Een zomerfris ligbed
Het ligbed vormt jaarrond een risico voor de uiergezondheid. Met name de omgevingskiemen E. coli en klebsiella willen in de zomermaanden nogal eens zorgen voor een uitbraak van (subklinische) mastitis.
De uiergezondheid is een vreselijk ingewikkeld verhaal”, begint Jantijn Swinkels, specialist rundergezondheid bij de Gezondheidsdienst voor Dieren. Of een koe een uierontsteking krijgt, hangt af van veel factoren. De weerstand van de koe speelt een heel belangrijke rol bij de bevattelijkheid voor uierinfecties, maar ook de besmettingsdruk vanuit de omgeving (onder andere het ligbed) is een factor van belang. “Een vuil ligbed is dus zeker een risico”, stelt Swinkels. In de praktijk zorgen de kiemen E. coli, klebsiella en Streptococcus uberis voor de meeste problemen op melkveebedrijven (zie kader).” Kiemen uit het ligbed kunnen via het slotgat in de spenen de uier binnendringen, alsook via de bek.
Koeien beschermen
Bij koeien die pas gemolken zijn, staan de slotgaten van de spenen nog open. Na het melken heeft de slotgatspier ongeveer een halfuur nodig om zich goed te sluiten. Niet voor niets wordt geadviseerd om de koeien na het melken een halfuur vast te zetten: zo krijgt het slotgat de tijd om zich te sluiten. Gesloten slotgaten zijn een eerste bescherming van de koe tegen binnenkomende kiemen uit de omgeving en dus ter preventie van mastitis. Volgens rundveedierenarts Han ten Brinke van Dierenartsenpraktijk Haaksbergen is dit advies niet altijd op te volgen. “Met name op robotbedrijven gaat een groep koeien meteen na het robotbezoek het ligbed in. Bovendien laten deze koeien zich ook nog eens drie tot vier keer per dag melken, waardoor het slotgat vaker opengaat. Op deze bedrijven is ligboxhygiëne dus enorm belangrijk.”
Ligboxen helemaal uitkrabben
Als er een infectie met omgevingskiemen opduikt, gebeurt dat meestal in de zomermaanden. De kiemen gedijen goed onder warme en vochtige omstandigheden. Ten Brinke: “Vrijwel ieder jaar hebben we binnen onze praktijk wel een aantal uitbraken van klebsiella en E. colimastitis.” Ten Brinke adviseert de veehouder bij een uitbraak de ligboxen helemaal schoon te maken.
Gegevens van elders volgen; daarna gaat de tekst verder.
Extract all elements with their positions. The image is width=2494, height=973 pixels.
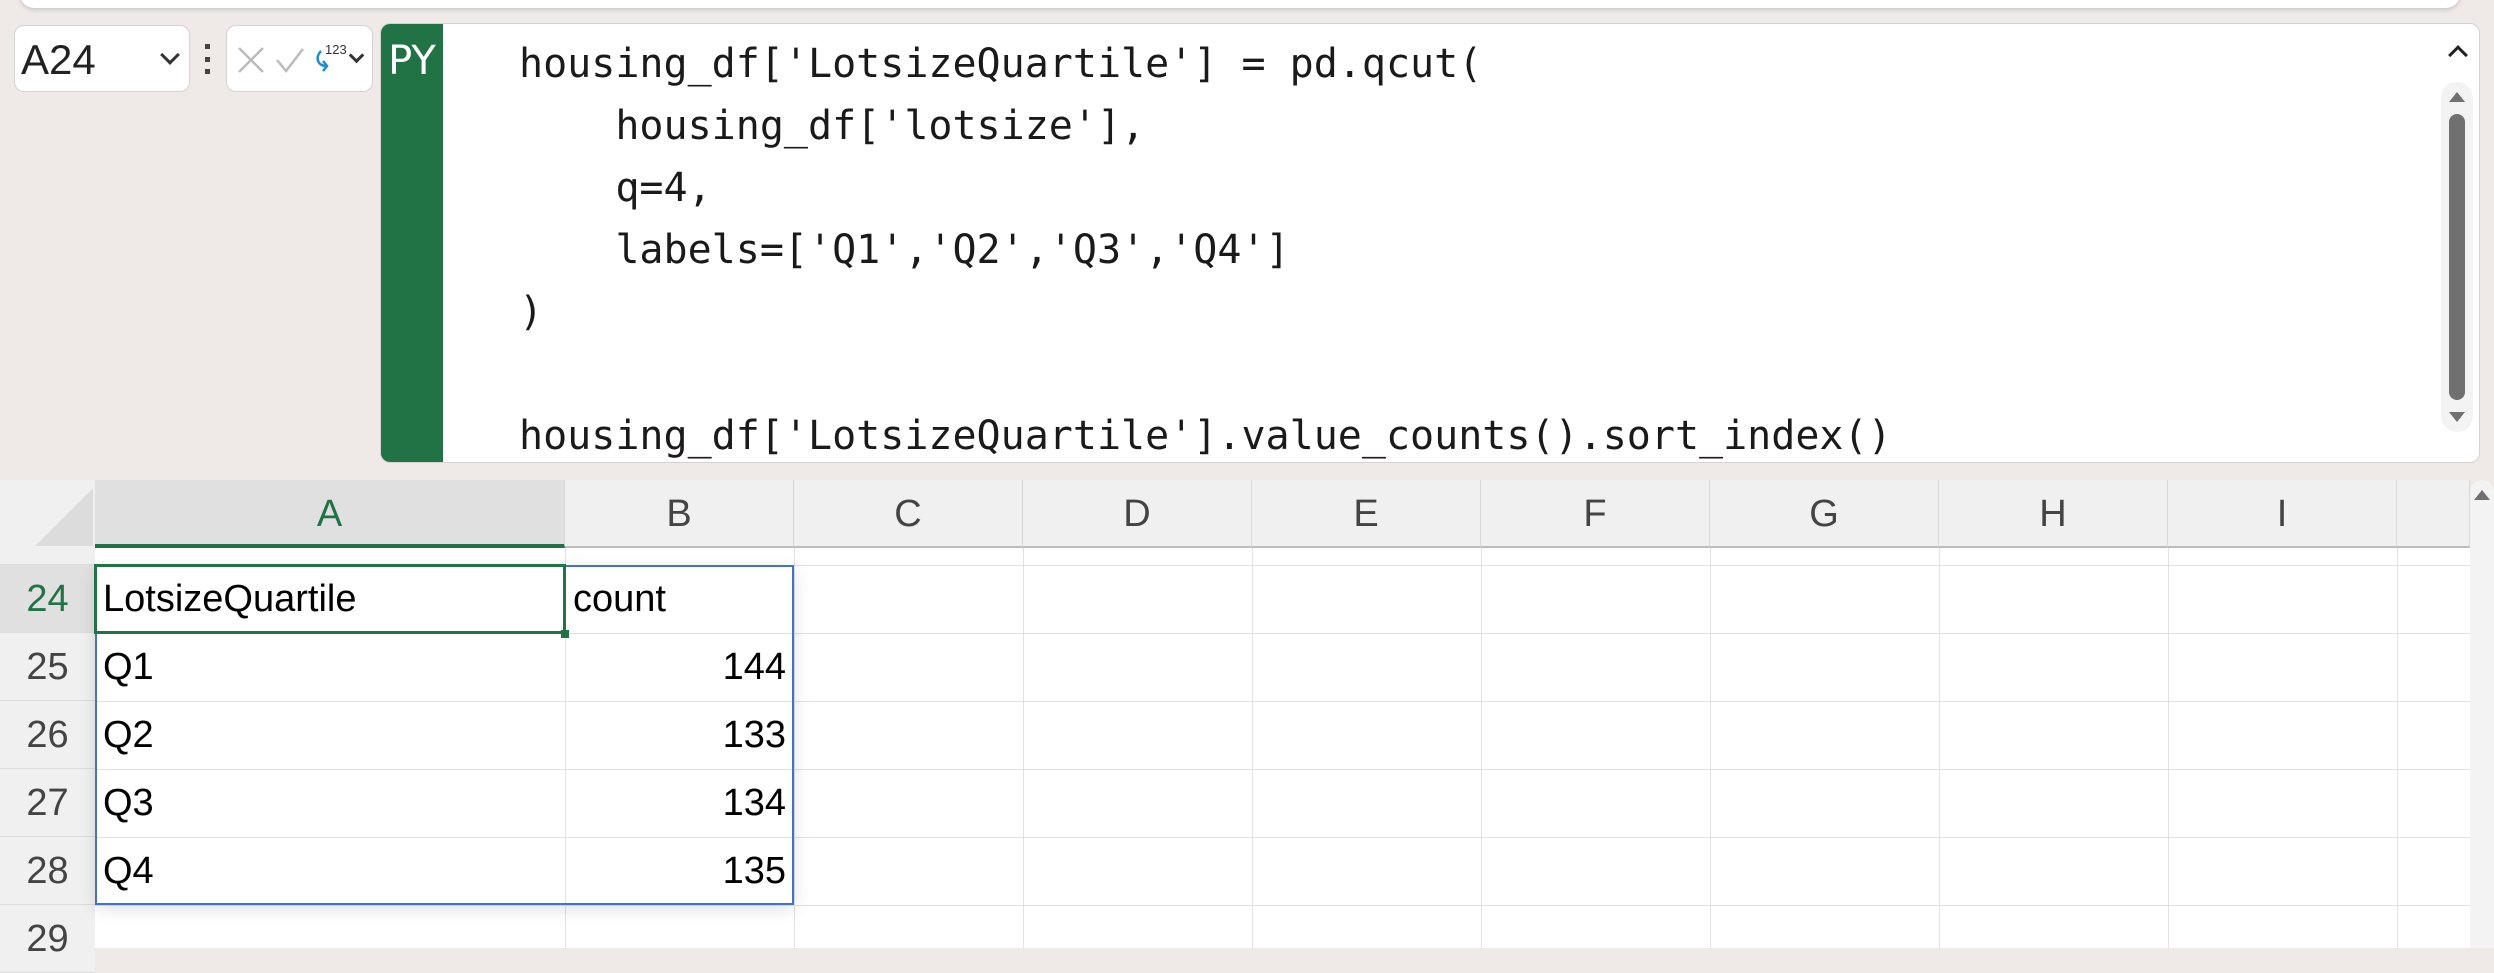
code-line: q=4, bbox=[519, 165, 712, 211]
select-all-button[interactable] bbox=[0, 480, 95, 548]
column-header-f[interactable]: F bbox=[1481, 480, 1710, 548]
row-header[interactable]: 24 bbox=[0, 565, 95, 633]
row-header[interactable]: 28 bbox=[0, 837, 95, 905]
formula-editor[interactable]: PY housing_df['LotsizeQuartile'] = pd.qc… bbox=[380, 23, 2480, 463]
cell-b27[interactable]: 134 bbox=[565, 769, 794, 837]
cell-b24[interactable]: count bbox=[565, 565, 674, 633]
cell-b26[interactable]: 133 bbox=[565, 701, 794, 769]
cell-b25[interactable]: 144 bbox=[565, 633, 794, 701]
code-line: housing_df['lotsize'], bbox=[519, 103, 1146, 149]
column-header-partial[interactable] bbox=[2397, 480, 2470, 548]
column-header-c[interactable]: C bbox=[794, 480, 1023, 548]
cell-b28[interactable]: 135 bbox=[565, 837, 794, 905]
scroll-up-arrow-icon[interactable] bbox=[2474, 490, 2490, 500]
column-header-g[interactable]: G bbox=[1710, 480, 1939, 548]
row-header[interactable]: 29 bbox=[0, 905, 95, 973]
column-header-a[interactable]: A bbox=[95, 480, 565, 548]
cell-a24[interactable]: LotsizeQuartile bbox=[95, 565, 364, 633]
chevron-down-icon[interactable] bbox=[348, 47, 365, 64]
name-box-value: A24 bbox=[21, 36, 96, 83]
chevron-down-icon[interactable] bbox=[160, 45, 180, 65]
scrollbar-thumb[interactable] bbox=[2449, 114, 2465, 400]
column-header-i[interactable]: I bbox=[2168, 480, 2397, 548]
cell-a27[interactable]: Q3 bbox=[95, 769, 162, 837]
code-line: labels=['Q1','Q2','Q3','Q4'] bbox=[519, 227, 1290, 273]
row-header[interactable]: 26 bbox=[0, 701, 95, 769]
cell-a28[interactable]: Q4 bbox=[95, 837, 162, 905]
row-header-partial[interactable] bbox=[0, 548, 95, 565]
formula-actions: 123 bbox=[226, 25, 373, 92]
python-mode-badge: PY bbox=[381, 24, 443, 462]
column-header-h[interactable]: H bbox=[1939, 480, 2168, 548]
cell-a25[interactable]: Q1 bbox=[95, 633, 162, 701]
column-header-e[interactable]: E bbox=[1252, 480, 1481, 548]
enter-check-icon[interactable] bbox=[275, 46, 305, 74]
code-line: ) bbox=[519, 289, 544, 335]
cell-a26[interactable]: Q2 bbox=[95, 701, 162, 769]
name-box[interactable]: A24 bbox=[14, 25, 190, 92]
ribbon-bottom-edge bbox=[20, 0, 2460, 8]
column-header-d[interactable]: D bbox=[1023, 480, 1252, 548]
spreadsheet-grid[interactable]: A B C D E F G H I 24 25 26 27 28 29 Lots… bbox=[0, 480, 2470, 973]
formula-scrollbar[interactable] bbox=[2441, 82, 2473, 432]
scroll-up-arrow-icon[interactable] bbox=[2449, 92, 2465, 102]
output-type-label: 123 bbox=[325, 42, 347, 57]
scroll-down-arrow-icon[interactable] bbox=[2449, 412, 2465, 422]
code-line: housing_df['LotsizeQuartile'].value_coun… bbox=[519, 413, 1892, 459]
collapse-formula-bar-icon[interactable] bbox=[2448, 45, 2468, 65]
row-header[interactable]: 27 bbox=[0, 769, 95, 837]
code-line: housing_df['LotsizeQuartile'] = pd.qcut( bbox=[519, 41, 1483, 87]
cancel-icon[interactable] bbox=[237, 46, 265, 74]
row-header[interactable]: 25 bbox=[0, 633, 95, 701]
more-options-icon[interactable] bbox=[203, 44, 211, 74]
grid-vertical-scrollbar[interactable] bbox=[2470, 480, 2494, 948]
column-header-b[interactable]: B bbox=[565, 480, 794, 548]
Dat betekent dat alle strooisel in de diepstrooiselboxen moet worden vervangen. “Je ziet soms dat veehouders alleen het vuile strooisel aan de achterkant van de
boxen wegkrabben, maar dan blijf je een groot risico houden op herinfectie vanuit het ligbed.” Verder adviseert Ten Brinke bij problemen een speciaal hygiëneproduct te gebruiken in de boxen. De praktijk verkoopt zelf een product dat naast een groot vochtbindend vermogen ook een biocide (bacteriedodend middel) bevat (Actisan). “Wij hebben in onze praktijk uitgetest of zo’n biocide werkt. Op een melkveebedrijf met diepstrooiselboxen hebben we de ene helft van de boxen behandeld en de andere helft niet. Vervolgens hebben wij na twee en zes weken monsters uit de boxen genomen en die laten onderzoeken op klebsiellakiemtelling door de Gezondheidsdienst voor Dieren. “In de behandelde boxen bleek de klebsiëllakiemtelling 50 procent lager te zijn dan in de onbehandelde boxen. Vanzelfsprekend zullen deze resultaten positiever uitvallen op bedrijven met matten of matrassen als boxbedekking.”
Bij problemen liever geen kalk
Volgens rundveedierenarts Arnout ter Keurs van Diergeneeskundig Centrum Winterwijk is het goed droog en schoon houden van de boxen het allerbelangrijkste om uierinfecties vanuit het ligbed te voorkomen. Ter Keurs is geen voorstander van het strooien van kalk op probleembedrijven en bij nattere plekken in de boxen. “Kalk is huidonvriendelijk, heeft een beperkt vochtbindend vermogen en versmeert snel.” Aan de betere hygiëneproducten met een biocide hangt echter een prijskaartje. Ter Keurs raadt zijn veehouders die seizoensgebonden mastitisproblematiek hebben
aan om dit soort producten eventueel alleen te gebruiken in de risicoperiodes als bijvoorbeeld de zomer. “In de wintermaanden en op bedrijven zonder problemen met omgevingskiemen kunnen goedkope hygiëneproducten als kalk worden gebruikt.”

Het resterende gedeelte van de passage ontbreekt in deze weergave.